Reviews

My Masterpiece (Mi obra maestra)

By Vincent van Gogh’s severed ear, we haven’t explored the misunderstood artist in weeks! How can we ever empathize with the tortured life of a painter if it is not explained to us at least once a month? And he’s bad with money, too? Shocking! Why that clichéd trope is worth at least a couple pesos … so long as they don’t come from the artist himself.

Renzo (Luis Brandoni) is an artist. I suppose you have to be an artist with a name like “Renzo.” And he’s a jerk. A Grade A USDA certified jerk. Actually, I suppose that “ADA” certified, we are in Buenos Aires, after all. If My Masterpiece were only about Renzo, I think you’d start to cry; he’s colorful, but the act wears thin fast. There’s a good reason he’s alone in life: he alienates people as if he’s trying to win a contest. Yes, this leads to some good stuff – like his deliberate self-sabotages to demonstrate that his vision is not for sale. Quite frankly, if I knew the artist in a fit of petulant rage entered the gallery after the fact for the sole purpose of shooting his own panting, I’d buy that painting on the spot.

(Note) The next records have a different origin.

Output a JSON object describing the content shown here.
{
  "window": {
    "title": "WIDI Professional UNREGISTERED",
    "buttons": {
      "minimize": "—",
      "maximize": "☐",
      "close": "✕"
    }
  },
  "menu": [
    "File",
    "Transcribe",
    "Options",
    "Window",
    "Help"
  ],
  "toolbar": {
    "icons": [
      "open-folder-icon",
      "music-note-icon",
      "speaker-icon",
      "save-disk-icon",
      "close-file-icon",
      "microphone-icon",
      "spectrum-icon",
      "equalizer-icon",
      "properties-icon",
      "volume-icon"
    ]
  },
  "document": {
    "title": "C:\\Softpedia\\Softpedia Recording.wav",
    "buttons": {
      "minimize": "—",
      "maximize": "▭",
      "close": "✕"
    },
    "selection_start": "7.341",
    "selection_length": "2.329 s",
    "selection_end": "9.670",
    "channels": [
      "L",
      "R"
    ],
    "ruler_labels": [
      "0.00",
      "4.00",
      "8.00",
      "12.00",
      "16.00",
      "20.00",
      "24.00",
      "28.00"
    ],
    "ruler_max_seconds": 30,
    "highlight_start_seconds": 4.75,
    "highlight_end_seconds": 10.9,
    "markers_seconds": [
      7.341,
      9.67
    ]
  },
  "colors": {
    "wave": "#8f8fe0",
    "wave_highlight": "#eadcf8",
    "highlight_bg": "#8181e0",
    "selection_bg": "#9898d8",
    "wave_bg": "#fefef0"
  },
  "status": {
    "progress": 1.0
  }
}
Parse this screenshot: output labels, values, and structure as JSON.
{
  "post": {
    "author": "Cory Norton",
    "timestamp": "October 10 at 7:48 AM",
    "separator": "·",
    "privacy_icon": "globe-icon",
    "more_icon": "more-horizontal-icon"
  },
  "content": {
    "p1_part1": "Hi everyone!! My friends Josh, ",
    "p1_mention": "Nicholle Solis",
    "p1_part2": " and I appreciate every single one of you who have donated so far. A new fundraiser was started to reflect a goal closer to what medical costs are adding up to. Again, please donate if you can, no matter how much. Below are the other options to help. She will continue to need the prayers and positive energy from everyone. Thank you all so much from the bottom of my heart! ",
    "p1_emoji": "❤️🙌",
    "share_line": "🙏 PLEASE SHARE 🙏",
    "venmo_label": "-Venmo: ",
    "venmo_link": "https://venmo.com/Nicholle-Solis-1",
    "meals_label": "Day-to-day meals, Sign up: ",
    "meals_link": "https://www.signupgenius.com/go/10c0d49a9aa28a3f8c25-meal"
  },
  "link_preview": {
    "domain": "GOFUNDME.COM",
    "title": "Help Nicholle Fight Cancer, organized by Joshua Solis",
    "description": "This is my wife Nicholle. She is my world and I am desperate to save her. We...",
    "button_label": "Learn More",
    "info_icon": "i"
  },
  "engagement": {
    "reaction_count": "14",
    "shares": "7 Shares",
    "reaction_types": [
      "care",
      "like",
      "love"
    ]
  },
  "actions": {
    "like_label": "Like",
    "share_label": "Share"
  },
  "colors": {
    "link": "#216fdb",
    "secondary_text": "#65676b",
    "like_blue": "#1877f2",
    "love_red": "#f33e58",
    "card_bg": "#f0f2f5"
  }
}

This artist, however, is twenty years removed from his heyday and struggling to make ends meet. Only his agent, Arturo (Guillermo Francella) knows it. Scratch that. Only Aruturo appreciates it. Renzo knows damn well he doesn’t have money, but undermines any cash vacas in his dirección. Take, for instance, the hilarious tutor sequence when Renzo reluctantly accepts a new art student, tasks him to sit in a room for two hours staring at stuff, then asks him to strip the room clean, afterwards asking the student to recreate the room entirely from memory, and finally, after the tasks have been dutifully executed, Renzo chastises the man for following orders. “You haven’t got an artistic temperament.”

The film begins with Arturo confessing to us that he’s killed a man. You certainly have my attention, movie. When we flashback to Arturo’s relationship with Renzo, we start piecing together the “how?” and “why?” Despite being friends for decades, Arturo can’t stand Renzo’s antics, either. And when Arturo can no longer sell Renzo’s art –often not because the art is bad, but because Renzo takes great pains to alienate those who might pay him—the obvious comes to mind: Arturo owns Renzo’s art. Renzo prohibits his art from being sold. If Renzo were dead, however, his art could not only be sold, but sold at a markup because it is now in limited supply. I think we can figure out where this film is going, no?

You start off with a murder confession and an unbalanced jerk taking a loaded gun to a gallery and murdering two paintings, how do you go wrong from that? I’m not sure, but My Masterpiece found a way. The last hour of the film, while not entirely predictable, left me pretty empty. It’s like the film ran out of good stuff and polled the crew, “so what do you think would happen next?” and went with a consensus view. After the first ten minutes, I was ready to love My Masterpiece, yet by the conclusion, I couldn’t even recommend it.

A master lives for a desire to rebel
But what to do when your vision won’t sell?
If you’re gonna depart
And die for your art
Why not make a few bucks as well?

Not Rated, 100 Minutes
Director: Gastón Duprat
Writer: Andrés Duprat, Gastón Duprat
Genre: Troubled artist, troubled script
Type of being most likely to enjoy this film: Perhaps those who have had to endure misunderstood genius
Type of being least likely to enjoy this film: “Same old, same old. In oils instead of watercolors.”